Langit masih terbungkus gelapnya cakrawala, hari masih dini tetapi Winarya sudah harus mulai bekerja.
Sudah menjadi tugas dari seorang agen rahasia.
Bekerja di saat orang-orang masih terlelap dalam mimpinya masing-masing.
Di temani secangkir bandrek hangat, Winarya mulai bekerja dengan serius.
Jemarinya menari dengan lincah di atas keyboard laptopnya. Sesekali, pria tampan berparas oriental itu membenarkan posisi duduknya.
"Beres.

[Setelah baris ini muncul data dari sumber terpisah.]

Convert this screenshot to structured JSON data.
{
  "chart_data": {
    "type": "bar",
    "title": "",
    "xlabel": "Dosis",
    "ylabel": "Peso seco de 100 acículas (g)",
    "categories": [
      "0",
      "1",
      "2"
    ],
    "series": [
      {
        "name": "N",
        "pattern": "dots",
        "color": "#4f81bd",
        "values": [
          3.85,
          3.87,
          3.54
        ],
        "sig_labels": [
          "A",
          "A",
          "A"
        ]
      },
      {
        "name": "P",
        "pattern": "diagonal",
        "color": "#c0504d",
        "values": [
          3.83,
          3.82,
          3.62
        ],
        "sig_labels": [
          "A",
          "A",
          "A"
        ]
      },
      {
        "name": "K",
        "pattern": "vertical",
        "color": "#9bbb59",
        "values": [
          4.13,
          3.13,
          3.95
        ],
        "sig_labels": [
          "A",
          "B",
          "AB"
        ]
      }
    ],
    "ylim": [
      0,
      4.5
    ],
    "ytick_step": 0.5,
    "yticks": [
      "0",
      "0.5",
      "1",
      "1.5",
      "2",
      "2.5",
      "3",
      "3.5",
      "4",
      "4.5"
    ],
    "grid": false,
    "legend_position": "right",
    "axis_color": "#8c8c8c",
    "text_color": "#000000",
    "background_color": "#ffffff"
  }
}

Sekarang masih jam tiga dini hari, lebih baik aku tidur dulu sebentar." Winarya bergumam sambil mematikan laptopnya.
Dia kemudia bangkit, beringsut menuju ranjangnya bermaksud untuk tidur sembari menunggu hari terang.
Terlalu berisiko, pikirnya, jika menjalankan misinya sekarang juga.
***
Aroma roti bakar isi selai cokelat yang terasa manis serta menggoda indera penciuman memenuhi seisi dapur kecil milik Winarya.
Pria itu baru saja selesai memasak sarapan untuknya sendiri sebab sebentar lagi dia harus segera berangkat bertugas.
Kemeja slim fit berwarna hitam polos membungkus tubuh atletisnya dengan sangat sempurna —membuat otot-otot di tubuhnya tercetak dengan jelas.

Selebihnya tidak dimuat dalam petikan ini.